An efficient waste management system relies on how good the waste segregation system is that can separate the waste into different types, biodegradable and non-biodegradable waste, for better treatment.
If the biodegradable and non-biodegradable waste is segregated at the source, then the biodegradable waste can be sent to the compost plants for converting the biodegradable waste into organic compost that can be used in agriculture and other applications.
But most of the time the waste is in mixed form at the source itself which leads to inefficient disposal. Although, not all the waste can be treated and will require a resting place in form of an engineered landfill, but at-least for the waste that can be treated, it should be segregated properly at the source.
What it does
To solve the above problem, we have been working on one of the solutions in the form of a working project. The basic outline of the project is discussed in brief below:
There are 4 main parts in this project:
Image Acquisition: captures image, pre-processes it and make corrections if required.
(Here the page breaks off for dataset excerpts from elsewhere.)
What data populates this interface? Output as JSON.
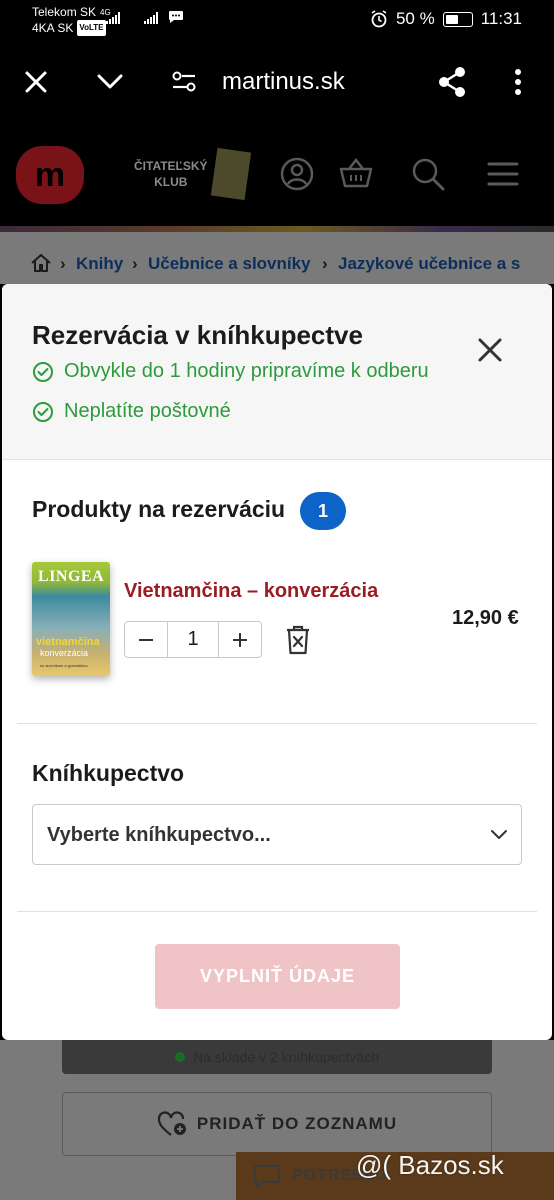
{
  "status_bar": {
    "carrier1": "Telekom SK",
    "carrier2": "4KA SK",
    "volte": "VoLTE",
    "net": "4G",
    "battery": "50 %",
    "time": "11:31"
  },
  "browser": {
    "url": "martinus.sk"
  },
  "site_header": {
    "club_line1": "ČITATEĽSKÝ",
    "club_line2": "KLUB"
  },
  "breadcrumb": {
    "items": [
      "Knihy",
      "Učebnice a slovníky",
      "Jazykové učebnice a s"
    ]
  },
  "modal": {
    "title": "Rezervácia v kníhkupectve",
    "benefits": [
      "Obvykle do 1 hodiny pripravíme k odberu",
      "Neplatíte poštovné"
    ],
    "products_title": "Produkty na rezerváciu",
    "products_count": "1",
    "product": {
      "cover_brand": "LINGEA",
      "cover_title": "vietnamčina",
      "cover_subtitle": "konverzácia",
      "cover_note": "so slovníkom a gramatikou",
      "name": "Vietnamčina – konverzácia",
      "quantity": "1",
      "price": "12,90 €"
    },
    "store_title": "Kníhkupectvo",
    "store_select_value": "Vyberte kníhkupectvo...",
    "submit_label": "VYPLNIŤ ÚDAJE"
  },
  "background": {
    "stock_text": "Na sklade v 2 kníhkupectvách",
    "add_to_list": "PRIDAŤ DO ZOZNAMU",
    "help_label": "POTREBUJ"
  },
  "watermark": "@( Bazos.sk",
  "colors": {
    "accent_red": "#9b1d24",
    "success_green": "#2e9a3e",
    "badge_blue": "#0d63c8",
    "submit_disabled": "#f0c4c6"
  }
}
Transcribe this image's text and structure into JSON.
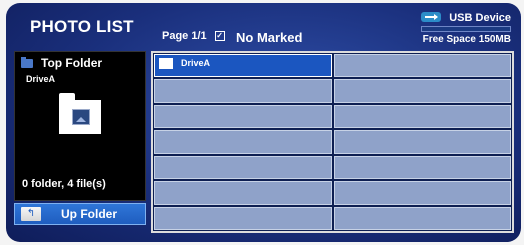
{
  "header": {
    "title": "PHOTO LIST",
    "page_info": "Page 1/1",
    "marked_text": "No Marked",
    "device_label": "USB Device",
    "free_space": "Free Space 150MB",
    "usage_fraction": 0.0
  },
  "left_panel": {
    "folder_title": "Top Folder",
    "drive_name": "DriveA",
    "file_count": "0 folder, 4 file(s)",
    "up_folder_label": "Up Folder",
    "icons": [
      "folder-small-icon",
      "big-folder-icon",
      "up-arrow-icon"
    ]
  },
  "grid": {
    "rows": 7,
    "columns": 2,
    "items": [
      {
        "label": "DriveA",
        "selected": true
      },
      {
        "label": "",
        "selected": false
      },
      {
        "label": "",
        "selected": false
      },
      {
        "label": "",
        "selected": false
      },
      {
        "label": "",
        "selected": false
      },
      {
        "label": "",
        "selected": false
      },
      {
        "label": "",
        "selected": false
      },
      {
        "label": "",
        "selected": false
      },
      {
        "label": "",
        "selected": false
      },
      {
        "label": "",
        "selected": false
      },
      {
        "label": "",
        "selected": false
      },
      {
        "label": "",
        "selected": false
      },
      {
        "label": "",
        "selected": false
      },
      {
        "label": "",
        "selected": false
      }
    ]
  },
  "colors": {
    "background": "#1a2f7c",
    "selected_cell": "#1b56c0",
    "cell": "#8fa2c9",
    "usb_accent": "#2fb3ec"
  }
}
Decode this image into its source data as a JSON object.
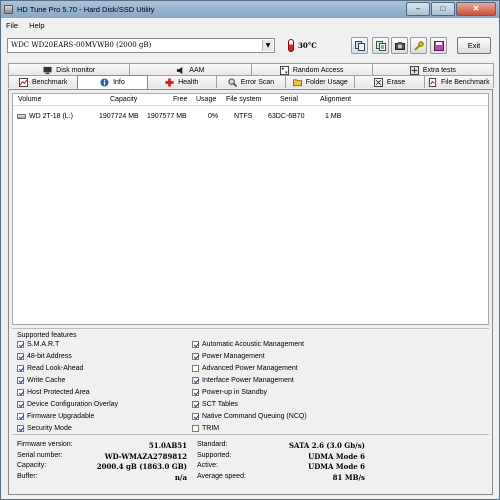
{
  "window": {
    "title": "HD Tune Pro 5.70 - Hard Disk/SSD Utility"
  },
  "menu": {
    "file": "File",
    "help": "Help"
  },
  "toolbar": {
    "drive": "WDC WD20EARS-00MVWB0 (2000 gB)",
    "temperature": "30°C",
    "exit_label": "Exit",
    "icons": [
      "copy-icon",
      "copy-text-icon",
      "screenshot-icon",
      "options-icon",
      "save-icon"
    ]
  },
  "tabs_top": [
    "Disk monitor",
    "AAM",
    "Random Access",
    "Extra tests"
  ],
  "tabs_bottom": [
    "Benchmark",
    "Info",
    "Health",
    "Error Scan",
    "Folder Usage",
    "Erase",
    "File Benchmark"
  ],
  "active_tab": "Info",
  "volumes": {
    "headers": [
      "Volume",
      "Capacity",
      "Free",
      "Usage",
      "File system",
      "Serial",
      "Alignment"
    ],
    "rows": [
      [
        "WD 2T-18 (L:)",
        "1907724 MB",
        "1907577 MB",
        "0%",
        "NTFS",
        "63DC-6B70",
        "1 MB"
      ]
    ]
  },
  "features": {
    "title": "Supported features",
    "left": [
      {
        "label": "S.M.A.R.T",
        "checked": true
      },
      {
        "label": "48-bit Address",
        "checked": true
      },
      {
        "label": "Read Look-Ahead",
        "checked": true
      },
      {
        "label": "Write Cache",
        "checked": true
      },
      {
        "label": "Host Protected Area",
        "checked": true
      },
      {
        "label": "Device Configuration Overlay",
        "checked": true
      },
      {
        "label": "Firmware Upgradable",
        "checked": true
      },
      {
        "label": "Security Mode",
        "checked": true
      }
    ],
    "right": [
      {
        "label": "Automatic Acoustic Management",
        "checked": true
      },
      {
        "label": "Power Management",
        "checked": true
      },
      {
        "label": "Advanced Power Management",
        "checked": false
      },
      {
        "label": "Interface Power Management",
        "checked": true
      },
      {
        "label": "Power-up in Standby",
        "checked": true
      },
      {
        "label": "SCT Tables",
        "checked": true
      },
      {
        "label": "Native Command Queuing (NCQ)",
        "checked": true
      },
      {
        "label": "TRIM",
        "checked": false
      }
    ]
  },
  "info": {
    "left": [
      {
        "label": "Firmware version:",
        "value": "51.0AB51"
      },
      {
        "label": "Serial number:",
        "value": "WD-WMAZA2789812"
      },
      {
        "label": "Capacity:",
        "value": "2000.4 gB (1863.0 GB)"
      },
      {
        "label": "Buffer:",
        "value": "n/a"
      }
    ],
    "right": [
      {
        "label": "Standard:",
        "value": "SATA 2.6 (3.0 Gb/s)"
      },
      {
        "label": "Supported:",
        "value": "UDMA Mode 6"
      },
      {
        "label": "Active:",
        "value": "UDMA Mode 6"
      },
      {
        "label": "Average speed:",
        "value": "81 MB/s"
      }
    ]
  }
}
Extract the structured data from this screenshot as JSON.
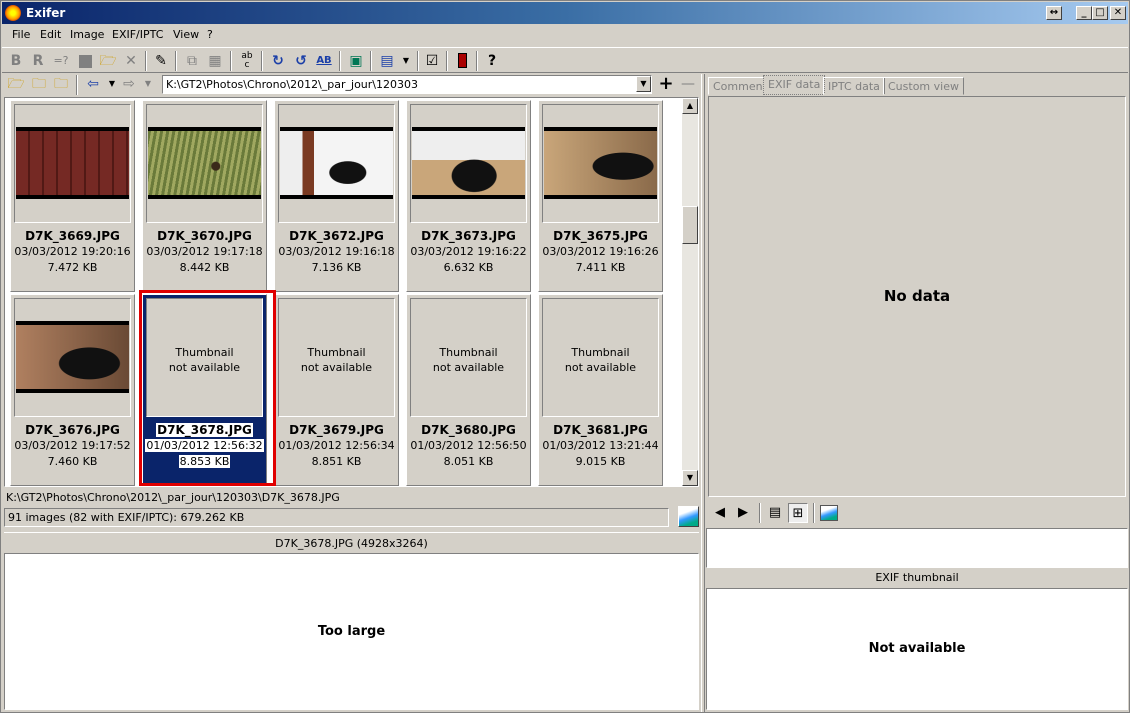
{
  "window": {
    "title": "Exifer"
  },
  "menu": [
    "File",
    "Edit",
    "Image",
    "EXIF/IPTC",
    "View",
    "?"
  ],
  "toolbar": {
    "icons": [
      "bold-b-icon",
      "regular-r-icon",
      "equals-question-icon",
      "stop-square-icon",
      "open-folder-icon",
      "delete-x-icon",
      "edit-icon",
      "copy-icon",
      "table-icon",
      "rename-ab-icon",
      "rotate-left-icon",
      "rotate-right-icon",
      "text-ab-icon",
      "slideshow-icon",
      "view-mode-icon",
      "checklist-icon",
      "phone-icon",
      "help-icon"
    ]
  },
  "nav": {
    "path": "K:\\GT2\\Photos\\Chrono\\2012\\_par_jour\\120303",
    "add_label": "+",
    "remove_label": "—"
  },
  "thumbnails": [
    {
      "name": "D7K_3669.JPG",
      "date": "03/03/2012 19:20:16",
      "size": "7.472 KB",
      "image": "roof-tiles",
      "thumb": true
    },
    {
      "name": "D7K_3670.JPG",
      "date": "03/03/2012 19:17:18",
      "size": "8.442 KB",
      "image": "bird-grass",
      "thumb": true
    },
    {
      "name": "D7K_3672.JPG",
      "date": "03/03/2012 19:16:18",
      "size": "7.136 KB",
      "image": "cat-doorway",
      "thumb": true
    },
    {
      "name": "D7K_3673.JPG",
      "date": "03/03/2012 19:16:22",
      "size": "6.632 KB",
      "image": "cat-lying",
      "thumb": true
    },
    {
      "name": "D7K_3675.JPG",
      "date": "03/03/2012 19:16:26",
      "size": "7.411 KB",
      "image": "cat-closeup",
      "thumb": true
    },
    {
      "name": "D7K_3676.JPG",
      "date": "03/03/2012 19:17:52",
      "size": "7.460 KB",
      "image": "cat-face",
      "thumb": true
    },
    {
      "name": "D7K_3678.JPG",
      "date": "01/03/2012 12:56:32",
      "size": "8.853 KB",
      "na_line1": "Thumbnail",
      "na_line2": "not available",
      "thumb": false,
      "selected": true
    },
    {
      "name": "D7K_3679.JPG",
      "date": "01/03/2012 12:56:34",
      "size": "8.851 KB",
      "na_line1": "Thumbnail",
      "na_line2": "not available",
      "thumb": false
    },
    {
      "name": "D7K_3680.JPG",
      "date": "01/03/2012 12:56:50",
      "size": "8.051 KB",
      "na_line1": "Thumbnail",
      "na_line2": "not available",
      "thumb": false
    },
    {
      "name": "D7K_3681.JPG",
      "date": "01/03/2012 13:21:44",
      "size": "9.015 KB",
      "na_line1": "Thumbnail",
      "na_line2": "not available",
      "thumb": false
    }
  ],
  "status": {
    "file_path": "K:\\GT2\\Photos\\Chrono\\2012\\_par_jour\\120303\\D7K_3678.JPG",
    "summary": "91 images (82 with EXIF/IPTC): 679.262 KB"
  },
  "preview": {
    "header": "D7K_3678.JPG (4928x3264)",
    "message": "Too large"
  },
  "tabs": [
    "Comment",
    "EXIF data",
    "IPTC data",
    "Custom view"
  ],
  "active_tab": "EXIF data",
  "exif_panel": {
    "message": "No data"
  },
  "exif_thumbnail": {
    "header": "EXIF thumbnail",
    "message": "Not available"
  },
  "colors": {
    "selection": "#0a246a",
    "highlight_border": "#e00000",
    "window_bg": "#d4d0c8"
  }
}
Model Inference: takes pre-processed images as input, performs inference using the trained ML model and provides the inferred output results.
Communication Module: sends the inferred results to the embedded system module for appropriate bin lid controls based on the results inferred using the machine learning model.
Control Module: controls the directed bin lid motor for a preset amount of time and sends back the acknowledgement response to the communication module.
How we built it
We divided the project into 4 modules and worked on that and then combined them at the end. Please see the attached image for more details on these modules.
Challenges we ran into
There were a lot of challenges in this like communicating the result from Android to Arduino, controlling the motors for just the right amount of time etc. but the biggest one being to collect own dataset as there is no existing image dataset for this problem.
Accomplishments that we're proud of
- Development of the automated system to classify waste into categories, working on-device, offline while preserving the privacy of any user in front.
- Learning about Arduino and communication module from Android to Ardunio.
- Learning about data collection and Transfer Learning using PyTorch in such a short time.
What we learned
- Learned PyTorch and how easy it is to develop ML models using this.
- Learned about transfer learning and the fact that not every model needs to be trained from scratch.
What's next for Smart waste Segregation
- Deploy this model at scale.
- Make changes and replace the phone with an embedded camera module.